Автор книги: Любовь Братенёва
Жанр:
Классическое фэнтези
сообщить о нарушении
Текущая страница: 3 (всего у книги 6 страниц)
ГЛАВА 3
Павел с Кирой вышли из палаты и отправились к лифту. Первый раз за полгода Кира покидала больницу со смешанными чувствами радости и страха.
– Как ты думаешь? – Кира прижалась к Павлу, боязнь потерять мать никак не покидала её. – С мамой всё будет хорошо?

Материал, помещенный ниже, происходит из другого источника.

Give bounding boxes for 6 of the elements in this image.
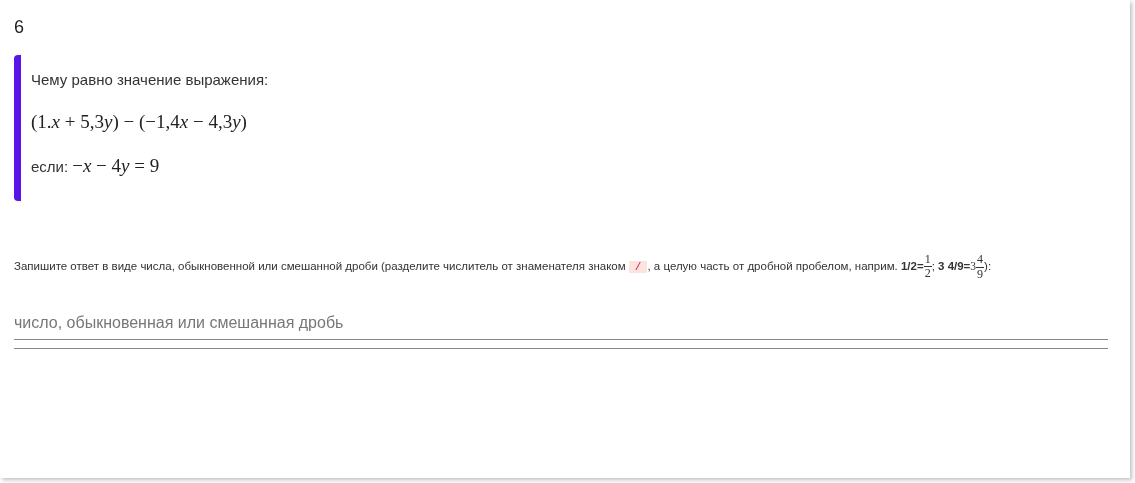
condition-label: если: (31, 157, 69, 177)
condition-equation: −x − 4y = 9 (72, 154, 160, 178)
answer-field[interactable]: число, обыкновенная или смешанная дробь (14, 304, 1108, 340)
question-number: 6 (14, 16, 25, 39)
math-expression: (1.x + 5,3y) − (−1,4x − 4,3y) (31, 109, 248, 134)
question-prompt: Чему равно значение выражения: (31, 70, 270, 90)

– Кирочка, радость моя, всё будет просто замечательно, – уверенно ответил парень, поцеловав девушку в лоб.
А когда они зашли в лифт, и дверь за ними со скрипом закрылась, Павел сказал:
– А вообще… Почему будет? Всё и так уже хорошо. Лидия Семёновна пришла в себя и чувствует себя просто прекрасно. А что может быть ещё лучше? – он посмотрел ей в глаза и весело добавил. – Теперь мы с тобой сможем пожениться.
Девушка посмотрела на него с радостью, счастье переполнило её сердце, которое чуть не выпрыгнуло из груди.
– Ты мне что, предложение делаешь?!
– Ну… Конечно, я не так тебе хотел предложение сделать… – расстроился Павел от своей несдержанности, ведь дома лежало кольцо для невесты и ждало своего часа. – Прости, я и не думал, что сделаю тебе предложение в лифте и этим лишу тебя романтики, сюрприза. Да и кольцо дома… – разочарованно пробормотал он.
– Ну что ты! – Кира взвизгнула от счастья и ещё больше прильнула к любимому. – Я согласна! И это – самое романтичное предложение! Правильно: в лифте – это и есть романтика! – засмеялась она. – Господи, как хорошо! Мама очнулась, и я скоро смогу быть с тобой рядом навсегда!
Девушка обвила своими тонкими изящными руками шею Павла, и они замерли в долгом страстном поцелуе.
– О-о-о, хочу такое испытывать каждый день, – засмеялся Павел и влюблено прошептал. – С утра и до самого вечера, а потом – ещё с вечера и до самого утра.
Следующий поцелуй был более нежным и романтичным. Им так не хотелось отрываться друг от друга, но тут они услышали детский голосок:
– Мама, а здесь тётя с дядей целуются, – закричал какой-то мальчуган своей маме, показывая пальчиком на влюблённых, которые были видны всем присутствующим в открывшейся двери лифта..
Павел обнял Киру, и они вышли в фойе под улыбки медперсонала и больных. Покидая больницу, Павел ещё сильнее обнял девушку и прошептал на ушко:
– Вот влипли, – и засмеялся. – Но мне понравилось. Повторим?
– Мама, а они опять целуются, – услышали они голос того же ребёнка.
– Пойдём, сынок, – ответила ему мама. – Они просто сильно любят друг друга.
Малыш шёл за своей мамой и всё время оборачивался на влюблённых, чем вызвал у них смущение. Обнявшись, они отправились на парковку.
– Павлуша, – дёрнув за рукав любимого, девушка решила вернуться к разговору в больнице. – А о каком голосе говорил Артюхов?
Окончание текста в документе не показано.